Structure and interaction of the PAS-A domains of CLOCK:BMAL1. (A) Ribbon representations of CLOCK PAS-A domain. Secondary structures are color ramped from blue to red and labeled from the A′α helix located N-terminal to the canonical PAS domain fold, in an alphabetical progression through the whole domain.. The CLOCK PAS-B domain is also shown for comparison. (B) Dimerization of the two PAS-A domains in CLOCK:BMAL1, looking down the approximate two-fold symmetry axis. (C) Similar domain-swapped structure of the redox sensing PAS domain of NifL from A. vinelandii (pdb: 2GJ3). (D) Left panel, detailed interface between A′α helix of CLOCK PAS-A (green) and the β sheet face of BMAL1 PAS-A (blue).
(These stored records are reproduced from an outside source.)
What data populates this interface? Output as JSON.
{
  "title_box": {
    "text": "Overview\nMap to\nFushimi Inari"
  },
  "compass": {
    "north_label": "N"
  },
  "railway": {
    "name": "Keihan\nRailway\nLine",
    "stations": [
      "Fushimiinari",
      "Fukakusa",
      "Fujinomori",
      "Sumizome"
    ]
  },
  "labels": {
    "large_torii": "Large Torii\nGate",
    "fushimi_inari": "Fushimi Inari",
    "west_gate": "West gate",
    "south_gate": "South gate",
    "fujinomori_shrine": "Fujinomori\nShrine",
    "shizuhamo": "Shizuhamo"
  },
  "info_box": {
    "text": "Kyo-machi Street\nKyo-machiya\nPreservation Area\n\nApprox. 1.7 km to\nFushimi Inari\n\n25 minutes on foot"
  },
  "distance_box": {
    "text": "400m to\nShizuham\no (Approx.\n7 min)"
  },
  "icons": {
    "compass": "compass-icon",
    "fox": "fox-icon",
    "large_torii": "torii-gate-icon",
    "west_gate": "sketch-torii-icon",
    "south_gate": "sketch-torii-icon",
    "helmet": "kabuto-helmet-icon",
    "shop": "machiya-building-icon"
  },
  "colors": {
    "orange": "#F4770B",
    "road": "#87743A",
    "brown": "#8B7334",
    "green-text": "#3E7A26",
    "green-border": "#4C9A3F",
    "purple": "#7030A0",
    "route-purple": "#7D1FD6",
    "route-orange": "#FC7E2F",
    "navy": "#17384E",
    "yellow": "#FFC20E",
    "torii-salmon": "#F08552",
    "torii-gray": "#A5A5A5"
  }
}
Right panel, the corresponding interface between A′α helix of BMAL1 PAS-A and the β sheet face of CLOCK PAS-A.

Fig. 3

Interface between CLOCK:BMAL1 PAS-B domains. (A) The spatial arrangement of the two PAS-B domains in CLOCK:BMAL1. (B) Antiparallel orientation of β sheet-mediated interaction between isolated HIF-2α:ARNT PAS-B domains (pdb: 3F1P). (C) Detailed interface between CLOCK:BMAL1 PAS-B domains. (D) Front facing view of CLOCK:BMAL1 PAS-B interface highlighting role of BMAL1 Trp427and CLOCK Trp284 interaction. (E) Side view of PAS-B interface displaying surface electrostatic potential of CLOCK PAS-B. (F) Front facing view of CLOCK surface electrostatic potential displaying the binding pocket for BMAL1 Trp427. The color scheme used is the same as in Fig. 1D.

Fig. 4

Functional analysis of CLOCK:BMAL1 mutants. (A) Locations of domain interface mutants in CLOCK (green) and BMAL1 (blue). (B) Per2 promoter:Luciferase reporter assays to evaluate the effects of structure-based mutations on transactivation by full-length CLOCK:BMAL1. Data are average of 2 independent experiments performed in duplicate. (C) Bimolecular fluorescence complementation (BiFC) experiments on the same set of mutants in CLOCK:BMAL1 truncated constructs. The fluorescent intensities of WT and mutant CLOCK:BMAL1 bHLH-PAS-AB constructs (for details, see Supplementary Materials and Methods) were quantified using data from 3 independent experiments. (E) Coimmunoprecipitation experiments assessing the association of CLOCK and BMAL1 in full-length WT and mutant proteins. Anti-FLAG affinity gel was used to precipitate FLAG tagged CLOCK along with the tightly associated BMAL1, which is HA tagged. The Western blots using an anti-HA antibody were then performed to detect the association of WT and mutant BMAL1 with CLOCK constructs. The Co-IP data are representative of at least 3 independent replicates, with the exception of C:W284A which had stronger co-IP interaction in other experiments, but on average was weaker than WT CLOCK.

Fig. 5

Mutations that reduce repression of CLOCK:BMAL1 transactivation by CRY localize to CLOCK PAS-B HI loop. CRY-derepressing mutations arising from a random mutagenesis screen: G332E, H360Y, E367K (18) or directed mutagenesis study, Q361P/W362R (19) are predominantly found on the β-sheet face of CLOCK PAS-B domain and are fully solvent accessible. Residues mutated in these studies are in orange. The locations of the SUMOylation site on BMAL1 PAS-A (K259) (41), the Casein kinase 2 phosphorylation site on BMAL1 (S90) (42), and the phosphorylation site on CLOCK (S42) (43) are also indicated. A double strand DNA is modeled based on the superposition with USF-DNA complex structure (25).